S’il faut être sérieux pour savoir vraiment rire, d’après Schopenhauer, le rôle des humoristes est-il de raconter la « vérité sérieuse » du monde ? Loin d’un rire léger, amuser n’est plus le seul objectif. Aujourd’hui, certains informent et alertent.

Révéler reste cependant l’apanage des « vrais » journalistes, qui exploitent à leur tour les codes humoristiques. « Le Quotidien » – anciennement « Le Petit Journal » avant de passer sur TMC (groupe TF1) – est devenu le symptôme de ce glissement entre journalisme et humour. Tout récemment, ses révélations ont contraint le ministre de l’Intérieur à démissionner. Jusque-là, Le Canard enchaîné occupait seul cet espace : depuis cent ans, il mêle journalisme et humour, tenant à la fois l’exigence du ton et celui du contenu. Le journal satirique possède ses investigateurs, il entend informer et révéler. Au reste, on parle plus souvent des « révélations » du Canard que de ses « informations ». Là où beaucoup commentent l’actu, Le Canard fait l’actu. François Fillon en sait quelque chose aujourd’hui, comme hier Valéry Giscard d’Estaing. Tout cela est sérieux, sinon grave ; de fait, mieux vaut en rire. La presse comme contre-pouvoir est d’autant mieux armée que ses munitions sont humoristiques.

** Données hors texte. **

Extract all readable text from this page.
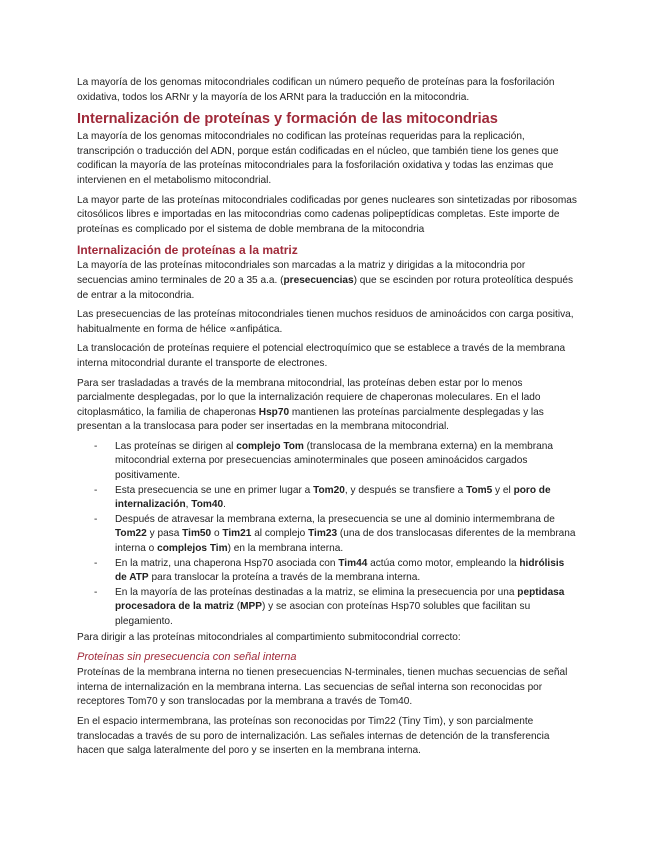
La mayoría de los genomas mitocondriales codifican un número pequeño de proteínas para la fosforilación oxidativa, todos los ARNr y la mayoría de los ARNt para la traducción en la mitocondria.

Internalización de proteínas y formación de las mitocondrias

La mayoría de los genomas mitocondriales no codifican las proteínas requeridas para la replicación, transcripción o traducción del ADN, porque están codificadas en el núcleo, que también tiene los genes que codifican la mayoría de las proteínas mitocondriales para la fosforilación oxidativa y todas las enzimas que intervienen en el metabolismo mitocondrial.

La mayor parte de las proteínas mitocondriales codificadas por genes nucleares son sintetizadas por ribosomas citosólicos libres e importadas en las mitocondrias como cadenas polipeptídicas completas. Este importe de proteínas es complicado por el sistema de doble membrana de la mitocondria

Internalización de proteínas a la matriz

La mayoría de las proteínas mitocondriales son marcadas a la matriz y dirigidas a la mitocondria por secuencias amino terminales de 20 a 35 a.a. (presecuencias) que se escinden por rotura proteolítica después de entrar a la mitocondria.

Las presecuencias de las proteínas mitocondriales tienen muchos residuos de aminoácidos con carga positiva, habitualmente en forma de hélice ∝anfipática.

La translocación de proteínas requiere el potencial electroquímico que se establece a través de la membrana interna mitocondrial durante el transporte de electrones.

Para ser trasladadas a través de la membrana mitocondrial, las proteínas deben estar por lo menos parcialmente desplegadas, por lo que la internalización requiere de chaperonas moleculares. En el lado citoplasmático, la familia de chaperonas Hsp70 mantienen las proteínas parcialmente desplegadas y las presentan a la translocasa para poder ser insertadas en la membrana mitocondrial.

- Las proteínas se dirigen al complejo Tom (translocasa de la membrana externa) en la membrana mitocondrial externa por presecuencias aminoterminales que poseen aminoácidos cargados positivamente.
- Esta presecuencia se une en primer lugar a Tom20, y después se transfiere a Tom5 y el poro de internalización, Tom40.
- Después de atravesar la membrana externa, la presecuencia se une al dominio intermembrana de Tom22 y pasa Tim50 o Tim21 al complejo Tim23 (una de dos translocasas diferentes de la membrana interna o complejos Tim) en la membrana interna.
- En la matriz, una chaperona Hsp70 asociada con Tim44 actúa como motor, empleando la hidrólisis de ATP para translocar la proteína a través de la membrana interna.
- En la mayoría de las proteínas destinadas a la matriz, se elimina la presecuencia por una peptidasa procesadora de la matriz (MPP) y se asocian con proteínas Hsp70 solubles que facilitan su plegamiento.

Para dirigir a las proteínas mitocondriales al compartimiento submitocondrial correcto:

Proteínas sin presecuencia con señal interna

Proteínas de la membrana interna no tienen presecuencias N-terminales, tienen muchas secuencias de señal interna de internalización en la membrana interna. Las secuencias de señal interna son reconocidas por receptores Tom70 y son translocadas por la membrana a través de Tom40.

En el espacio intermembrana, las proteínas son reconocidas por Tim22 (Tiny Tim), y son parcialmente translocadas a través de su poro de internalización. Las señales internas de detención de la transferencia hacen que salga lateralmente del poro y se inserten en la membrana interna.
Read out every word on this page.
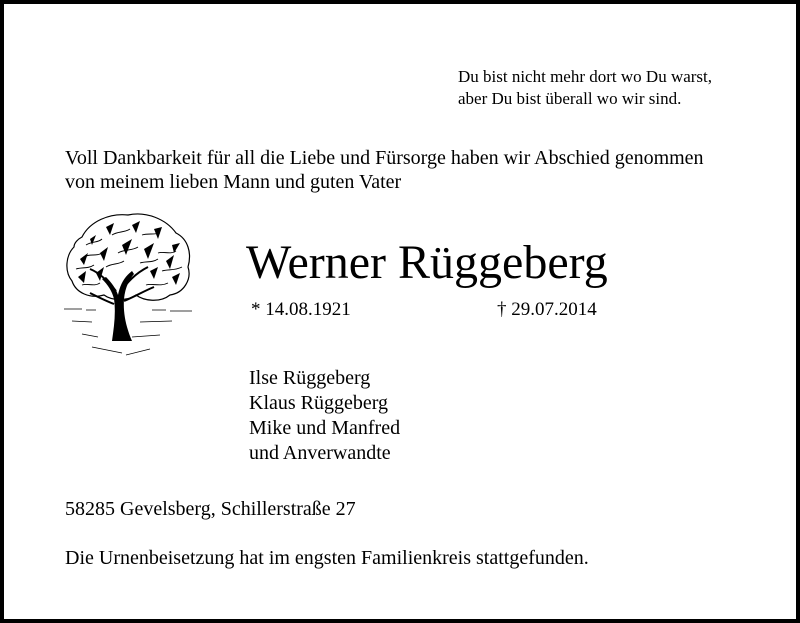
Du bist nicht mehr dort wo Du warst,
aber Du bist überall wo wir sind.
Voll Dankbarkeit für all die Liebe und Fürsorge haben wir Abschied genommen
von meinem lieben Mann und guten Vater
Werner Rüggeberg
* 14.08.1921	† 29.07.2014
Ilse Rüggeberg
Klaus Rüggeberg
Mike und Manfred
und Anverwandte
58285 Gevelsberg, Schillerstraße 27
Die Urnenbeisetzung hat im engsten Familienkreis stattgefunden.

On retrouve ces passerelles dans le parcours de Charline Vanhoenacker, auparavant journaliste politique pour la RTBF, qui chaque matin « passe l’actualité à la friteuse » sur France Inter et anime l’émission « Si tu écoutes, j’annule tout » (17 h-18 h). Elle a aussi la charge de conclure « L’Émission politique » de France 2, qui reçoit notamment les candidats à la présidentielle. Elle y livre une chronique parfois saillante, mais sans poser de questions. Pour Isabelle Veyrat-Masson, directrice du laboratoire Communication et Politique au CNRS, « la frontière est de plus en plus floue entre le monde journalistique et humoristique, alors que l’humoriste, par définition, contrevient à ce qui est brandi comme un élément clé de la déontologie journalistique : l’objectivité ». La présence d’une humoriste en conclusion d’une émission éminemment sérieuse crée, selon la chercheuse, un précédent. « Choisir massivement le rire pour parler de politique donne une indication de sa place : on ne prend plus au sérieux le discours politique, regrette-t-elle. Le côté positif de ce dispositif humoristique, c’est que ça permet d’amener vers la politique des publics qui en étaient éloignés. »

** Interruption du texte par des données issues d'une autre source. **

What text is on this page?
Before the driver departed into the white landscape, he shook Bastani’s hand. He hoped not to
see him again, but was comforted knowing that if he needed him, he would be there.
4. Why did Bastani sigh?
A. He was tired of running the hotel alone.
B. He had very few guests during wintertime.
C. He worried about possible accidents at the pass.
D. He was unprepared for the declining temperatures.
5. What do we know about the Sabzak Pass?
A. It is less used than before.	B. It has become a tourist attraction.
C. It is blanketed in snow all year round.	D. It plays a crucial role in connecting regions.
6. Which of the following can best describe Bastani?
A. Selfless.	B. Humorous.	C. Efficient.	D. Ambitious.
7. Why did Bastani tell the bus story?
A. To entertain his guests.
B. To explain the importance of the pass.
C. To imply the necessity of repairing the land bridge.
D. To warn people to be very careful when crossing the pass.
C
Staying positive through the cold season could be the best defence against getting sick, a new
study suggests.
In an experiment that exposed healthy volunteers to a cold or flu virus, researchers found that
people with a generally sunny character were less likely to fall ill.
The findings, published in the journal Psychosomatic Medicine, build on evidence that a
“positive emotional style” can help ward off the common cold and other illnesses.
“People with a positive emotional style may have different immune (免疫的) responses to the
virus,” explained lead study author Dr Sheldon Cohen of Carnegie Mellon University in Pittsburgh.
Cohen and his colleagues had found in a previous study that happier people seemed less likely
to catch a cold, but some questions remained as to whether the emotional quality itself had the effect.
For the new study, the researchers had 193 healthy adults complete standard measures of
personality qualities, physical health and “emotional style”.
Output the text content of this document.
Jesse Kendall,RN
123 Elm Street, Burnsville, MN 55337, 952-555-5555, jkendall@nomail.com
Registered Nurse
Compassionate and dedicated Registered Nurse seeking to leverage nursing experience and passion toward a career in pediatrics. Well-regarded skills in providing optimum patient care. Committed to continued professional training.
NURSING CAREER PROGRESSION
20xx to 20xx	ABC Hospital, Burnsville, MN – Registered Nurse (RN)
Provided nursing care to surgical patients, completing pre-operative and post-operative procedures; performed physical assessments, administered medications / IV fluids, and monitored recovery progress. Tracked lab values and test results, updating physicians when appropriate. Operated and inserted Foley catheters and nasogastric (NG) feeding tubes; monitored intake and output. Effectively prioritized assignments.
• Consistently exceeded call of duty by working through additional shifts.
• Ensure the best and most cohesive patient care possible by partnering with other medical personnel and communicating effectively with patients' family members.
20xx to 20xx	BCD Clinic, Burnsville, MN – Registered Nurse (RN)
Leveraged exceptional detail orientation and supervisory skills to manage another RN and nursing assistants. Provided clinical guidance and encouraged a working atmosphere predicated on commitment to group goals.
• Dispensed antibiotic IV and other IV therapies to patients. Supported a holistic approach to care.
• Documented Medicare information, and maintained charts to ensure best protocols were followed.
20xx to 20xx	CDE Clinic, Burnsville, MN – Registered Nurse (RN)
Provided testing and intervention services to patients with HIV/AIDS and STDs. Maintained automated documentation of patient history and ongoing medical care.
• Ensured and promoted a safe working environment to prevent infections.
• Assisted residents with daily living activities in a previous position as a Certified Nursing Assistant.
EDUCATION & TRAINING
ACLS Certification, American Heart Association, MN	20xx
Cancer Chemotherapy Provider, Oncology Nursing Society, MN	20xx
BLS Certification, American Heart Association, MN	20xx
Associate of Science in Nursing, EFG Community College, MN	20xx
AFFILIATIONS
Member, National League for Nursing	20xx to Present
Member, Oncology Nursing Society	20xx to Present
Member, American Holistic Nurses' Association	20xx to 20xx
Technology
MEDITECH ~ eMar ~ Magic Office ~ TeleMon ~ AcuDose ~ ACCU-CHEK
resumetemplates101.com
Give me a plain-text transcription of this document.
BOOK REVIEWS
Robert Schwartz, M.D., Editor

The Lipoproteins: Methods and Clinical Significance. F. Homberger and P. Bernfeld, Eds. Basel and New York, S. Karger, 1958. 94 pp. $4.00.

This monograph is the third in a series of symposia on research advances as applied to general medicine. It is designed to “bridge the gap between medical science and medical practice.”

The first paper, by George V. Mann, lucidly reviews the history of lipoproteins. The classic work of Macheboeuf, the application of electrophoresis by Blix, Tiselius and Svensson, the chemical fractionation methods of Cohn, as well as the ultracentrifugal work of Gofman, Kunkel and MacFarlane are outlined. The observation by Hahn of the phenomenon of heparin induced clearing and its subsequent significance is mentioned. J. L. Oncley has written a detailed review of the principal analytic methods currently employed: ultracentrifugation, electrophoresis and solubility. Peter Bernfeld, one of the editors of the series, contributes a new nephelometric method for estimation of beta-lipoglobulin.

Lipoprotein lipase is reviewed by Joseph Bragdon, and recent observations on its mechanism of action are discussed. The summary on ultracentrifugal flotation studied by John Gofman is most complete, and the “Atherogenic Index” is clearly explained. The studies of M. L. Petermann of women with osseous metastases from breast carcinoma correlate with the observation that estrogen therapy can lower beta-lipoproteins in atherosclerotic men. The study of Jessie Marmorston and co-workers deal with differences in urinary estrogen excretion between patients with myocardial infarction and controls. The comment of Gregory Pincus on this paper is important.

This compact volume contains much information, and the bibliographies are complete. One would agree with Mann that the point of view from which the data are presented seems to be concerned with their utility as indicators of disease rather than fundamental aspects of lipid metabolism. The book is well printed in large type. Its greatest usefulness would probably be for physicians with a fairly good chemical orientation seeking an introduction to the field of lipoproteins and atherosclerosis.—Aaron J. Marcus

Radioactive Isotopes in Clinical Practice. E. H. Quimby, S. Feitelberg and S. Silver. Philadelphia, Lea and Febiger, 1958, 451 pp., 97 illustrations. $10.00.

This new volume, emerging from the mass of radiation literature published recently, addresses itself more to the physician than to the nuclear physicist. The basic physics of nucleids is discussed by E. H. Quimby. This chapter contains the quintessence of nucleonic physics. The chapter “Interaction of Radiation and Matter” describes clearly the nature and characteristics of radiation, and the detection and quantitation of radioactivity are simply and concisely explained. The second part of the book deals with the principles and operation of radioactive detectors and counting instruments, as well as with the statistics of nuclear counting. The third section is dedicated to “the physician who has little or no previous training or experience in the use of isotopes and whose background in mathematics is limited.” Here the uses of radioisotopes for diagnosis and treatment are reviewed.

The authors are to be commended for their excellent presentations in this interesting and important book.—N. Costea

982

Aujourd’hui, « on donne à voir de l’actualité avec humour, car c’est plus efficace. “Le Quotidien” est le symptôme de cette convergence : c’est un talk-show dans lequel le bon mot, la vanne, devient une modalité du débat, décrypte Nelly Quemener. Mais on voit bien que cela renvoie à une sorte de lutte contre la perte de confiance de la population envers les médias comme envers les politiques : quand Jean-Luc Mélenchon fait un meeting, c’est un stand-up ! Il s’est approprié l’arme de l’humour, comme toute profession en mal de légitimité ».

Il n’empêche. Tout se passe comme si les humoristes allaient plus loin que les journalistes dans leurs interpellations du politique. Parce que l’humour pique au vif. C’est un « lubrifiant social » pour Charline Vanhoenacker, au milieu d’un certain humour mainstream, convenu. C’est aussi le champ de tous les possibles pour Christophe Alévêque, « un espace de liberté » loin d’un « pas de couilles pas d’embrouilles ».

[1] Le Mot d’esprit et ses rapports avec l’inconscient, Sigmund Freud (1905).

[2] Le Pouvoir de l’humour, Armand Colin, p. 206.